I looked at my violet pants, my violet underwear and my violet hood: now can such a dress be termed "funny"? You tell me, dear reader ... Oh thanks for agreeing that my dress is sober! Coming back to the tale, he nodded as if to re-inforce his opinion of my attire.

I was feeling so angry by now that I let a wild punch of my closed fist land on his cheek. He recoiled for a minute second, but then his aggression came through and he gave back as good as he got. I reeled with the pain, and righting myself, I jumped up on his torso to overwhelm him. He was nimble-footed and sure of what he was doing, and he ducked and stepped aside in the nick of time. I landed foolishly on the jungle floor.

It was his turn to laugh, and all my people, and even my dog, joined him. Robin came up to me and put out his hand with the intention to make friends with me.

I accepted his hand. He took me to a clearing in the jungle, and there, he finally opened the box. Nothing happened initially; then the box rattled and a shining green stone fell out of it and rolled into the grass.

He picked it up and turned it this way and that: he was actually smiling knowing that the stone could not hurt him in any way; it was then that he was proved wrong! One minute he was holding the stone, the next, he had collapsed in a heap upon the grass! I went up to him, and was horrified to see that he was looking ashen grey and perhaps dying! He thrust the stone into my hand, but I, rather afraid of what else the stone might do, asked him what the stone was for, and refused to take it into my hands. He told me that the stone was "Kryptonite". He told me everything about the stone, its powers on a certain super-hero called Superman, etc. He asked me to take the stone, and gave me directions to destroy it immediately.

Which I didn't.

Now here I was, before the Cartoons'Court, and in the chair was the esteemed "Ruler of the worlds", Zaphod Beeblebrox!

I respectfully denied the charge and listened to his two heads declaim the untruth in my statement: "If you are innocent, as you say, pray tell us how this Robin died after he had spoken to me."

I had no reply.

"Please stand while I announce the punishment."

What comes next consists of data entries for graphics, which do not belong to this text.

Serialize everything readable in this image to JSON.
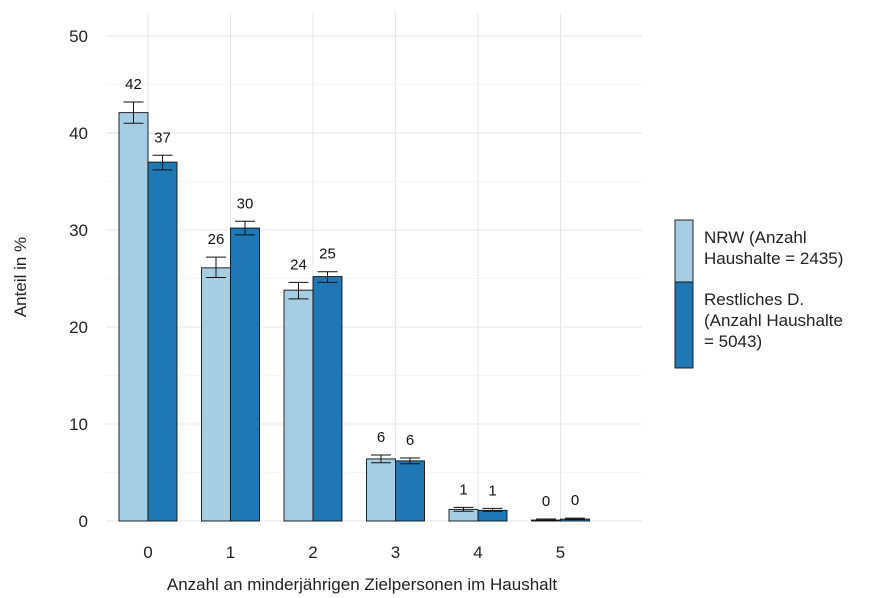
{
  "chart_data": {
    "type": "bar",
    "xlabel": "Anzahl an minderjährigen Zielpersonen im Haushalt",
    "ylabel": "Anteil in %",
    "categories": [
      "0",
      "1",
      "2",
      "3",
      "4",
      "5"
    ],
    "ylim": [
      0,
      50
    ],
    "yticks": [
      0,
      10,
      20,
      30,
      40,
      50
    ],
    "grid": true,
    "legend_position": "right",
    "series": [
      {
        "name": "NRW (Anzahl Haushalte = 2435)",
        "legend_lines": [
          "NRW (Anzahl",
          "Haushalte = 2435)"
        ],
        "color": "#a6cee3",
        "values": [
          42.1,
          26.1,
          23.8,
          6.4,
          1.2,
          0.1
        ],
        "error_low": [
          41.0,
          25.1,
          22.9,
          6.0,
          1.0,
          0.05
        ],
        "error_high": [
          43.2,
          27.2,
          24.6,
          6.8,
          1.4,
          0.2
        ],
        "labels": [
          "42",
          "26",
          "24",
          "6",
          "1",
          "0"
        ]
      },
      {
        "name": "Restliches D. (Anzahl Haushalte = 5043)",
        "legend_lines": [
          "Restliches D.",
          "(Anzahl Haushalte",
          "= 5043)"
        ],
        "color": "#1f78b4",
        "values": [
          37.0,
          30.2,
          25.2,
          6.2,
          1.1,
          0.2
        ],
        "error_low": [
          36.2,
          29.5,
          24.6,
          5.9,
          1.0,
          0.15
        ],
        "error_high": [
          37.7,
          30.9,
          25.7,
          6.5,
          1.3,
          0.3
        ],
        "labels": [
          "37",
          "30",
          "25",
          "6",
          "1",
          "0"
        ]
      }
    ]
  }
}
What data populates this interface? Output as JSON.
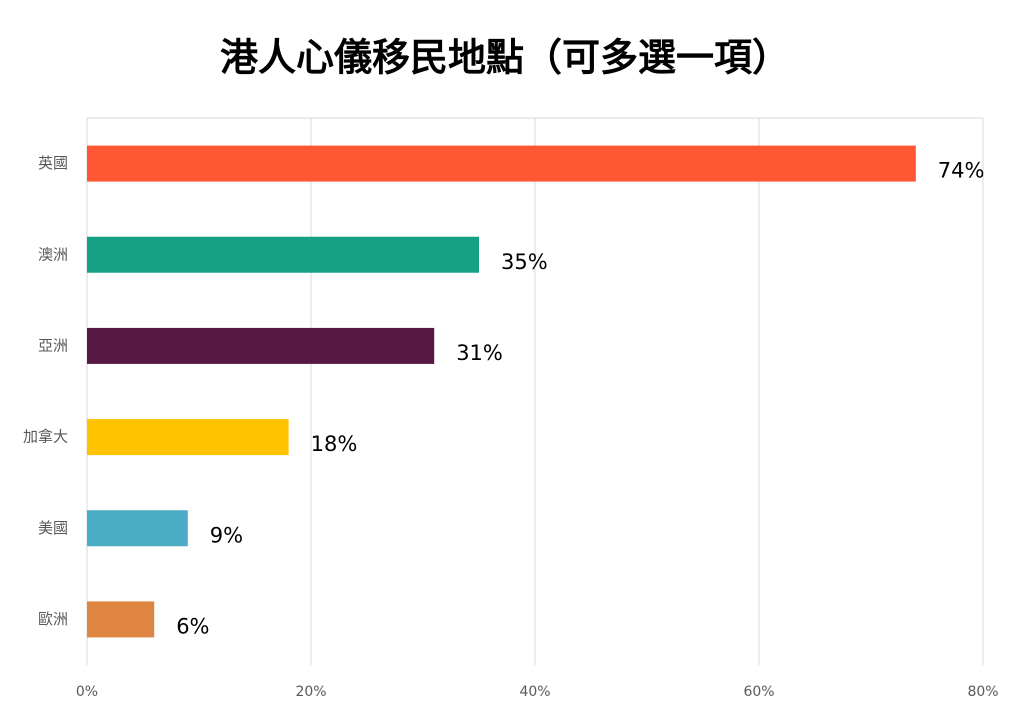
{
  "chart_data": {
    "type": "barh",
    "title": "港人心儀移民地點（可多選一項）",
    "categories": [
      "英國",
      "澳洲",
      "亞洲",
      "加拿大",
      "美國",
      "歐洲"
    ],
    "values": [
      74,
      35,
      31,
      18,
      9,
      6
    ],
    "value_labels": [
      "74%",
      "35%",
      "31%",
      "18%",
      "9%",
      "6%"
    ],
    "colors": [
      "#ff5733",
      "#16a085",
      "#581845",
      "#ffc300",
      "#4bacc6",
      "#de8541"
    ],
    "xlim": [
      0,
      80
    ],
    "xticks": [
      {
        "value": 0,
        "label": "0%"
      },
      {
        "value": 20,
        "label": "20%"
      },
      {
        "value": 40,
        "label": "40%"
      },
      {
        "value": 60,
        "label": "60%"
      },
      {
        "value": 80,
        "label": "80%"
      }
    ],
    "grid": true
  }
}
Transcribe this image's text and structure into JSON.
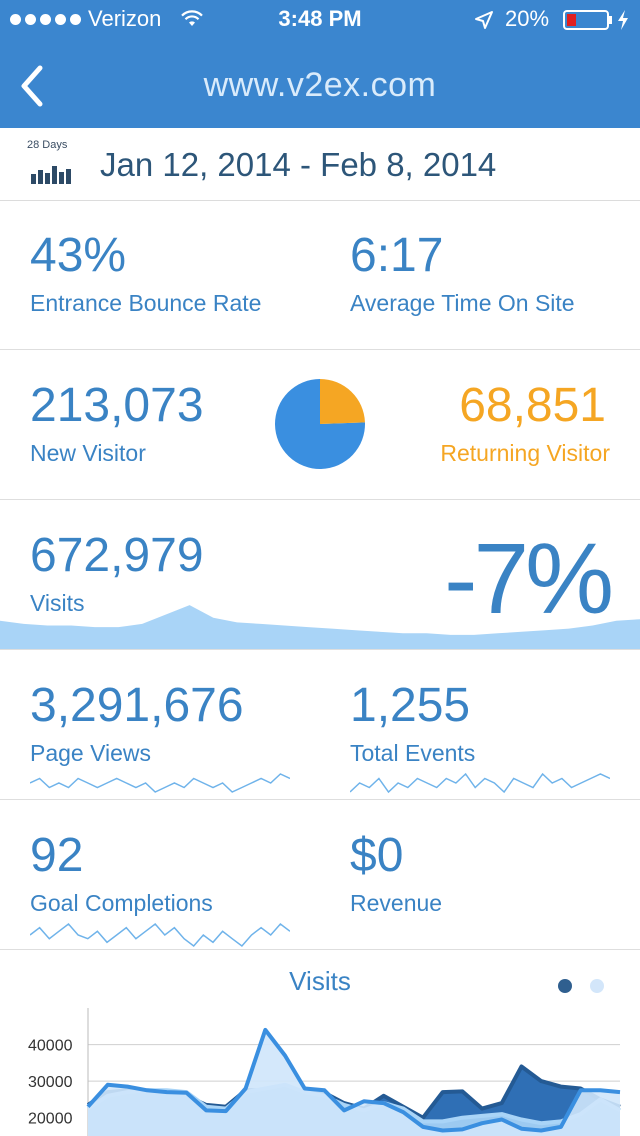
{
  "status_bar": {
    "carrier": "Verizon",
    "time": "3:48 PM",
    "battery": "20%"
  },
  "nav": {
    "title": "www.v2ex.com"
  },
  "date_range": {
    "period_label": "28 Days",
    "range": "Jan 12, 2014 - Feb 8, 2014"
  },
  "metrics": {
    "bounce_rate": {
      "value": "43%",
      "label": "Entrance Bounce Rate"
    },
    "time_on_site": {
      "value": "6:17",
      "label": "Average Time On Site"
    },
    "new_visitor": {
      "value": "213,073",
      "label": "New Visitor"
    },
    "returning_visitor": {
      "value": "68,851",
      "label": "Returning Visitor"
    },
    "visits": {
      "value": "672,979",
      "label": "Visits",
      "change": "-7%"
    },
    "page_views": {
      "value": "3,291,676",
      "label": "Page Views"
    },
    "total_events": {
      "value": "1,255",
      "label": "Total Events"
    },
    "goal_completions": {
      "value": "92",
      "label": "Goal Completions"
    },
    "revenue": {
      "value": "$0",
      "label": "Revenue"
    }
  },
  "colors": {
    "nav_bg": "#3b86cf",
    "accent_blue": "#3a83c4",
    "orange": "#f5a623",
    "pie_blue": "#3a8fe0",
    "area_light": "#a9d4f7"
  },
  "visitor_share": {
    "new": 213073,
    "returning": 68851
  },
  "visits_trend": [
    18,
    16,
    15,
    15,
    14,
    14,
    16,
    22,
    28,
    20,
    17,
    16,
    15,
    14,
    13,
    12,
    11,
    10,
    10,
    9,
    9,
    10,
    11,
    12,
    13,
    15,
    18,
    19
  ],
  "pageviews_trend": [
    5,
    6,
    4,
    5,
    4,
    6,
    5,
    4,
    5,
    6,
    5,
    4,
    5,
    3,
    4,
    5,
    4,
    6,
    5,
    4,
    5,
    3,
    4,
    5,
    6,
    5,
    7,
    6
  ],
  "events_trend": [
    3,
    5,
    4,
    6,
    3,
    5,
    4,
    6,
    5,
    4,
    6,
    5,
    7,
    4,
    6,
    5,
    3,
    6,
    5,
    4,
    7,
    5,
    6,
    4,
    5,
    6,
    7,
    6
  ],
  "goals_trend": [
    6,
    8,
    5,
    7,
    9,
    6,
    5,
    7,
    4,
    6,
    8,
    5,
    7,
    9,
    6,
    8,
    5,
    3,
    6,
    4,
    7,
    5,
    3,
    6,
    8,
    6,
    9,
    7
  ],
  "chart_data": {
    "type": "area",
    "title": "Visits",
    "ylim": [
      15000,
      50000
    ],
    "y_ticks": [
      "40000",
      "30000",
      "20000"
    ],
    "y_tick_values": [
      40000,
      30000,
      20000
    ],
    "series": [
      {
        "values": [
          23000,
          29000,
          28500,
          27500,
          27000,
          26800,
          22000,
          21800,
          28000,
          44000,
          37000,
          28000,
          27500,
          22000,
          24500,
          24000,
          21500,
          17500,
          16500,
          16800,
          18500,
          19500,
          17000,
          16500,
          17500,
          27500,
          27500,
          27000
        ]
      },
      {
        "values": [
          23500,
          27000,
          27500,
          27000,
          26500,
          26000,
          23500,
          23000,
          27500,
          27500,
          28500,
          27000,
          26800,
          24000,
          22500,
          26000,
          23000,
          20000,
          27000,
          27200,
          22500,
          24000,
          34000,
          30000,
          28500,
          28000,
          25000,
          23000
        ]
      },
      {
        "values": [
          22500,
          26000,
          27000,
          27500,
          27500,
          27000,
          23000,
          22500,
          27000,
          28000,
          29000,
          27000,
          26000,
          23500,
          22000,
          24000,
          22500,
          19000,
          19000,
          20000,
          20500,
          21000,
          19500,
          18500,
          19000,
          21000,
          25000,
          22000
        ]
      }
    ],
    "grid": true
  },
  "pager": {
    "active_index": 0,
    "total": 2
  }
}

I stood, a Super-hero, all tamed and leashed ... and heard him say this: "Since the defendant has caused much hardship, but has not actually killed Robin directly, I sentence him to a life of wearing only white and black dresses, and to wear his underwears insidehis dresses."

Since that day, I have turned a new leaf and travel daily to work not as the Ghost who Walks but as a simple human with a white shirt,black pair of trousers, and a green tie-pin put on my red tie.

May the Lord have mercy on you for reading my story from the start to the finish.